Op-Ed: Four years ago, three residents were interested in taking care of a bench located in Piazza dei Colori in the suburbs of Bologna, Italy. They approached the city government, which fielded the request through five different departments, but it came to nothing. This is where the well-known "Regulation for the Care and Regeneration of the Urban Commons in Bologna" stems from — a thriving, citizen-led commons initiative. It now boasts more than 400 collaborative agreements for individuals and communities to work together to improve schools, public spaces, and more. This is what made a difference, what made Bologna win the Engaged Cities Award, an initiative underwritten by Bloomberg Philanthropies and promoted by the international non-profit organization Cities of Service.
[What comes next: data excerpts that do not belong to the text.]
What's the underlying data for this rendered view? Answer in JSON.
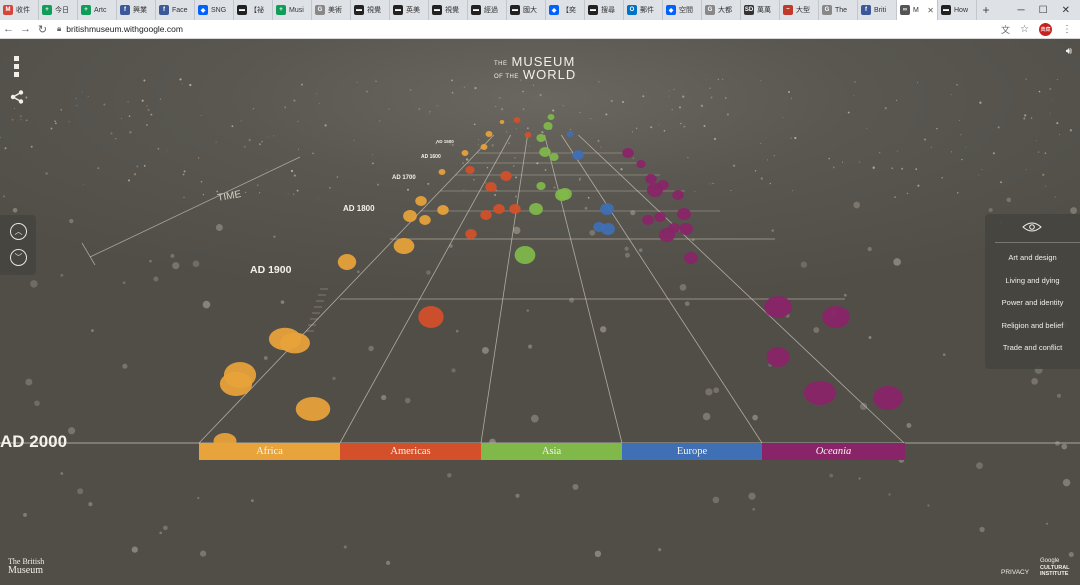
{
  "browser": {
    "tabs": [
      {
        "label": "收件",
        "icon": "gmail-icon",
        "color": "#d44638",
        "glyph": "M"
      },
      {
        "label": "今日",
        "icon": "sheet-icon",
        "color": "#0f9d58",
        "glyph": "+"
      },
      {
        "label": "Artc",
        "icon": "sheet-icon",
        "color": "#0f9d58",
        "glyph": "+"
      },
      {
        "label": "興業",
        "icon": "facebook-icon",
        "color": "#3b5998",
        "glyph": "f"
      },
      {
        "label": "Face",
        "icon": "facebook-icon",
        "color": "#3b5998",
        "glyph": "f"
      },
      {
        "label": "SNG",
        "icon": "dropbox-icon",
        "color": "#0061ff",
        "glyph": "◆"
      },
      {
        "label": "【祕",
        "icon": "page-icon",
        "color": "#222222",
        "glyph": "▬"
      },
      {
        "label": "Musi",
        "icon": "sheet-icon",
        "color": "#0f9d58",
        "glyph": "+"
      },
      {
        "label": "美術",
        "icon": "google-icon",
        "color": "#888888",
        "glyph": "G"
      },
      {
        "label": "視覺",
        "icon": "page-icon",
        "color": "#222222",
        "glyph": "▬"
      },
      {
        "label": "英美",
        "icon": "page-icon",
        "color": "#222222",
        "glyph": "▬"
      },
      {
        "label": "視覺",
        "icon": "page-icon",
        "color": "#222222",
        "glyph": "▬"
      },
      {
        "label": "經過",
        "icon": "page-icon",
        "color": "#222222",
        "glyph": "▬"
      },
      {
        "label": "國大",
        "icon": "page-icon",
        "color": "#222222",
        "glyph": "▬"
      },
      {
        "label": "【奕",
        "icon": "dropbox-icon",
        "color": "#0061ff",
        "glyph": "◆"
      },
      {
        "label": "搜尋",
        "icon": "page-icon",
        "color": "#222222",
        "glyph": "▬"
      },
      {
        "label": "郵件",
        "icon": "outlook-icon",
        "color": "#0072c6",
        "glyph": "O"
      },
      {
        "label": "空間",
        "icon": "dropbox-icon",
        "color": "#0061ff",
        "glyph": "◆"
      },
      {
        "label": "大都",
        "icon": "google-icon",
        "color": "#888888",
        "glyph": "G"
      },
      {
        "label": "萬萬",
        "icon": "sd-icon",
        "color": "#333333",
        "glyph": "SD"
      },
      {
        "label": "大型",
        "icon": "flag-icon",
        "color": "#c0392b",
        "glyph": "~"
      },
      {
        "label": "The",
        "icon": "google-icon",
        "color": "#888888",
        "glyph": "G"
      },
      {
        "label": "Briti",
        "icon": "facebook-icon",
        "color": "#3b5998",
        "glyph": "f"
      },
      {
        "label": "M",
        "icon": "arts-culture-icon",
        "color": "#555555",
        "glyph": "∞",
        "active": true
      },
      {
        "label": "How",
        "icon": "page-icon",
        "color": "#222222",
        "glyph": "▬"
      }
    ],
    "url": "britishmuseum.withgoogle.com",
    "profile_label": "典藏"
  },
  "app": {
    "logo": {
      "line1_small": "THE",
      "line1_big": "MUSEUM",
      "line2_small": "OF THE",
      "line2_big": "WORLD"
    },
    "era_label": "AD 2000",
    "time_word": "TIME",
    "ticks": [
      {
        "label": "AD 1900"
      },
      {
        "label": "AD 1800"
      },
      {
        "label": "AD 1700"
      },
      {
        "label": "AD 1600"
      },
      {
        "label": "AD 1500"
      }
    ],
    "regions": [
      {
        "label": "Africa",
        "color": "#e8a33a",
        "italic": false
      },
      {
        "label": "Americas",
        "color": "#d4502a",
        "italic": false
      },
      {
        "label": "Asia",
        "color": "#80b84a",
        "italic": false
      },
      {
        "label": "Europe",
        "color": "#3f6fb5",
        "italic": false
      },
      {
        "label": "Oceania",
        "color": "#8a2468",
        "italic": true
      }
    ],
    "filters": [
      "Art and design",
      "Living and dying",
      "Power and identity",
      "Religion and belief",
      "Trade and conflict"
    ],
    "footer": {
      "bm_line1": "The British",
      "bm_line2": "Museum",
      "privacy": "PRIVACY",
      "partner_line1": "Google",
      "partner_line2": "CULTURAL",
      "partner_line3": "INSTITUTE"
    }
  }
}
Starting from one single need, one single bench to be cared for, the Bologna city government created a growing process for civic engagement. This includes the Civic Network, a public digital space where thousands of citizens have access to data or to voting, with almost 16,000 voters in the participatory budgeting project in 2017. It also includes INCREDIBOL, an initiative that has already given to creative communities access to around 35 premises and buildings owned by the Municipality of Bologna as well as the District Co-Design Laboratories and the Civic Imagination Office, that has so far organized 190 meetings and involved more than 6,000 people.
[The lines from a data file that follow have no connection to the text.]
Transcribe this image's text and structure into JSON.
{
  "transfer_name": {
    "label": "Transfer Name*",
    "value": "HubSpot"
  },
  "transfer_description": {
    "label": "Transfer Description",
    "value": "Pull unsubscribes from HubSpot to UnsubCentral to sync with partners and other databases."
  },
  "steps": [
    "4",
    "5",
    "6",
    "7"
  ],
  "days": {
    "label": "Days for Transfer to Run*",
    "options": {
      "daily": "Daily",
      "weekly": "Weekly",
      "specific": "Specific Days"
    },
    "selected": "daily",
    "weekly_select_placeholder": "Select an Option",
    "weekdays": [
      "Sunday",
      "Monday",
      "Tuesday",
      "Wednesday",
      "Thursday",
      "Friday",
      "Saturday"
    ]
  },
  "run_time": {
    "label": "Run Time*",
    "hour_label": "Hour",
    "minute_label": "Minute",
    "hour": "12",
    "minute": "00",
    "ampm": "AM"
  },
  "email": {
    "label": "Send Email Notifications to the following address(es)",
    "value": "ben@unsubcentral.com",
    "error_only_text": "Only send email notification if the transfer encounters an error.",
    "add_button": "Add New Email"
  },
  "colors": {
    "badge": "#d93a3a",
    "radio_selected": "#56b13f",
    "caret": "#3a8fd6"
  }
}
This year, participatory processes are happening in every district in Bologna, with regular public meetings and new community places. In the fields of culture, welfare, mobility, and sport, we find more and more projects where citizens are the promoters and the Bologna city administration is the enabling partner. What bonds all this is the Office for Civic Imagination, a multi-professional working group tasked with conceiving new solutions so that the city government can share the responsibility for the care of common spaces and places, for the sustainable use and the fair appreciation of local resources. The aim of this department is to manage relationships, find the necessary instruments for efficient co-production, and provide information.

At a time of disillusion toward institutions, many cities are building processes to enable citizens not only to take care of their own districts and cities, but also to be a partially governing force and figure out new solutions together. The scenario is still a little blurry, because of the continuous fight between those who have more capacities and resources and those with less, but there are examples of innovation in the urban democracy aiming at redistribution. Some cities invest resources to re-design the traditional models, trying to shift towards open and democratic co-design approaches. Urban space is often the source of contemporary conflicts, where forms of cooperation and extractive platforms assume new shapes. It's being aware of this tension, with citizens doing things, asking, demanding, and claiming their right to care for public spaces that makes Bologna a city that is able to regenerate in spite of the continuous conflict.